Would the 1993 Jack in the Box E. coli outbreak ever have happened?
Over the last few weeks I have been I taking industry (well, Taco Bell) and government (well, CDC, FDA and eight states) to task for the failure to give up the name of mystery “Mexican-style fast food restaurant chain, Restaurant Chain A” as Taco Bell. However, not “naming names” is not a new, or frankly useful, phenomenon. In medical journal articles and in CDC publications over the years, the use of mystery “Restaurant A” is far more common that you would suppose.
A Bit(e) of History: In 1993, I was a young, ambulance chasing attorney (much thinner and with darker hair) who had his first big case in how the CDC described in 1993 as the “Multistate Outbreak of Escherichia coli O157:H7 Infections from Hamburgers — Western United States, 1992-1993” linked to “Restaurant A” (a.k.a. Jack in the Box). Although in medical publications the name of the restaurant to this day still remains a mystery, and the CDC in presentations still keep Jack in the witness protection program, public health officials and media in Washington State let Jack out of the box in 1993.
At the beginning of the Jack in the Box case, in researching E. coli O157:H7 and hemolytic uremic syndrome (HUS) – frankly, even learning how to say them – I headed to the University of Washington Medical School Library where I stumbled upon this article:
Hemorrhagic colitis associated with a rare Escherichia coli serotype. N Engl J Med. 1983 Mar 24; 308 (12): 681-5. Riley LW, Remis RS, Helgerson SD, McGee HB, Wells JG, Davis BR, Hebert RJ, Olcott ES, Johnson LM, Hargrett NT, Blake PA, Cohen ML.
We investigated two outbreaks of an unusual gastrointestinal illness that affected at least 47 people in Oregon and Michigan in February through March and May through June 1982. The illness was characterized by severe crampy abdominal pain, initially watery diarrhea followed by grossly bloody diarrhea, and little or no fever. It was associated with eating at restaurants belonging to the same fast-food restaurant chain in Oregon (P less than 0.005) and Michigan (P = 0.0005). This report describes a clinically distinctive gastrointestinal illness associated with E. coli O157:H7, apparently transmitted by undercooked meat.
At first I thought “the same fast-food restaurant chain” must be Jack in the Box. I mean who else would poison kids in multiple states a decade apart? However, with a bit more digging, I learned that the 1982 undercooked burgers were Ronald’s not Jack’s.

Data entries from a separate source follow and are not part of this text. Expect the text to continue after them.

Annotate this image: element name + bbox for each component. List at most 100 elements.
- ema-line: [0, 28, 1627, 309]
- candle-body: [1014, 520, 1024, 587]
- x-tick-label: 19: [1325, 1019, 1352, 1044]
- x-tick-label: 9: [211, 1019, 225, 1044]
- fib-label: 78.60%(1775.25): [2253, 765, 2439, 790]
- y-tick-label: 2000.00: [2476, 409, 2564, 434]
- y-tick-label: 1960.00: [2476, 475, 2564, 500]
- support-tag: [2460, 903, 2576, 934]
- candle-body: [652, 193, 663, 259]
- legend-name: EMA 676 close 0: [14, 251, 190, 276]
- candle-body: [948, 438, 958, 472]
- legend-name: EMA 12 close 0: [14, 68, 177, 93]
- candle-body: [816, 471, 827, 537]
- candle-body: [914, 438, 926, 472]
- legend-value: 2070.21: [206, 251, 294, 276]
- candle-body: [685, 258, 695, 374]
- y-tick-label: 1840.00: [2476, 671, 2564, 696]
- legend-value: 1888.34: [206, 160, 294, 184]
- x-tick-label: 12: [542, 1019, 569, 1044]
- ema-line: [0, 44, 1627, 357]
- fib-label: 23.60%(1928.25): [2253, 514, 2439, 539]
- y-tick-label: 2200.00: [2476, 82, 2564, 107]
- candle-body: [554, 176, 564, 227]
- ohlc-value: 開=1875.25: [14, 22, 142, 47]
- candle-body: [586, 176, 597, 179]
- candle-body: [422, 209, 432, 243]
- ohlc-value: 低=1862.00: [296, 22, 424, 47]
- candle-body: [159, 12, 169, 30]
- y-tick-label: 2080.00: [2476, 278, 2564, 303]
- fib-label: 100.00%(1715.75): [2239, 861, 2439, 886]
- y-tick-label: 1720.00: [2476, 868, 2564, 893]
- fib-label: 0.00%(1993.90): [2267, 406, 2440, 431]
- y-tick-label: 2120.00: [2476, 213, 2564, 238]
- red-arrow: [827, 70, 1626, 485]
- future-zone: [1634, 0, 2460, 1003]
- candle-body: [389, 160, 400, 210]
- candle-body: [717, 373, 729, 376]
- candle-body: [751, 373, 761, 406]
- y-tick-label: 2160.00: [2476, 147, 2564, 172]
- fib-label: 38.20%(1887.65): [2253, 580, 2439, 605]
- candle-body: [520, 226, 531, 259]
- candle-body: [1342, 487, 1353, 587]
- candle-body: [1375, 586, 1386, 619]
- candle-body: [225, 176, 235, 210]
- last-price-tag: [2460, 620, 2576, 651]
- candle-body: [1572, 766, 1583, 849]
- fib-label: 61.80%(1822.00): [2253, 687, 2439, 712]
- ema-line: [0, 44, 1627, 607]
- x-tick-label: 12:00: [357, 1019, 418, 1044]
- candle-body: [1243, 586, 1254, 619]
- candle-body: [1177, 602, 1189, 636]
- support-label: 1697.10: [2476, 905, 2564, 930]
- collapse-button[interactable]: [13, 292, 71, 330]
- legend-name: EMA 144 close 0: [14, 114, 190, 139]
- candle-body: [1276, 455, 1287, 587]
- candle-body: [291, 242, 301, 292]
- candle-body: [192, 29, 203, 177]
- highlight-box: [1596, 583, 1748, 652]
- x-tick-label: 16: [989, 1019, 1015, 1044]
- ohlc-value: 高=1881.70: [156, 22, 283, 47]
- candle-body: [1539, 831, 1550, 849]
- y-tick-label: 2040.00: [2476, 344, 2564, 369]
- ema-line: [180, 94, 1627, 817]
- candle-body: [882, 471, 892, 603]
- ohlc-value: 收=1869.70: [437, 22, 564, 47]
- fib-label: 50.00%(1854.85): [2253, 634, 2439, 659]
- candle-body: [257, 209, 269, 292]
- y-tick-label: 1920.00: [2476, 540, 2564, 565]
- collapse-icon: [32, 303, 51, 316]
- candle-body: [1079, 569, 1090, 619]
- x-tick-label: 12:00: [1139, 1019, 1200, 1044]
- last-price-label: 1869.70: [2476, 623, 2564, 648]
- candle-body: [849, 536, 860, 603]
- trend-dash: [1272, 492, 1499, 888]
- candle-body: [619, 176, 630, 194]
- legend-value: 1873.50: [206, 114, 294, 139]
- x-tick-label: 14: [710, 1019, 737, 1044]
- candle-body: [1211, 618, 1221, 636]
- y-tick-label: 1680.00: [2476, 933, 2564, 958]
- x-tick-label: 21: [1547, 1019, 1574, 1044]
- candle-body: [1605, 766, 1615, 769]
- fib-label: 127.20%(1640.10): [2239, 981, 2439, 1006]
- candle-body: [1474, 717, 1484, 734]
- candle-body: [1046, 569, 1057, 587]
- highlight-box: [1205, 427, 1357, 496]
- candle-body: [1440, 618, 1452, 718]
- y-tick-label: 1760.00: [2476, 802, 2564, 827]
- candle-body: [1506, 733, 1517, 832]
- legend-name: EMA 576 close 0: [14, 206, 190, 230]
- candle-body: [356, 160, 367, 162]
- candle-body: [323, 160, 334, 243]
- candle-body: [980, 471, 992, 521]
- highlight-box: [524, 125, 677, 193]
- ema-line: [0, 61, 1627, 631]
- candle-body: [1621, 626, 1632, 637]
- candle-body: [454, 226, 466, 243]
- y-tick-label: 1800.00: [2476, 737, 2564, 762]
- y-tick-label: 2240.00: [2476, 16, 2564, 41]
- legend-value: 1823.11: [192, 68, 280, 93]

So, what about transparency? Medical journals and CDC publications become documents of record – they become history. What if 1983 Jack in the Box knew that its chief competitor poisoned a bunch of kids? Would Jack in the Box increased temperatures and cook times for its Jumbo Jack and avoided 1993?
Would they have denied my modest place in history?
If you hide the names, only those who know, know. Yes, after 20 years of doing this, I can usually crack the code, but really, how useful is it to keep information like this secret from everyone else?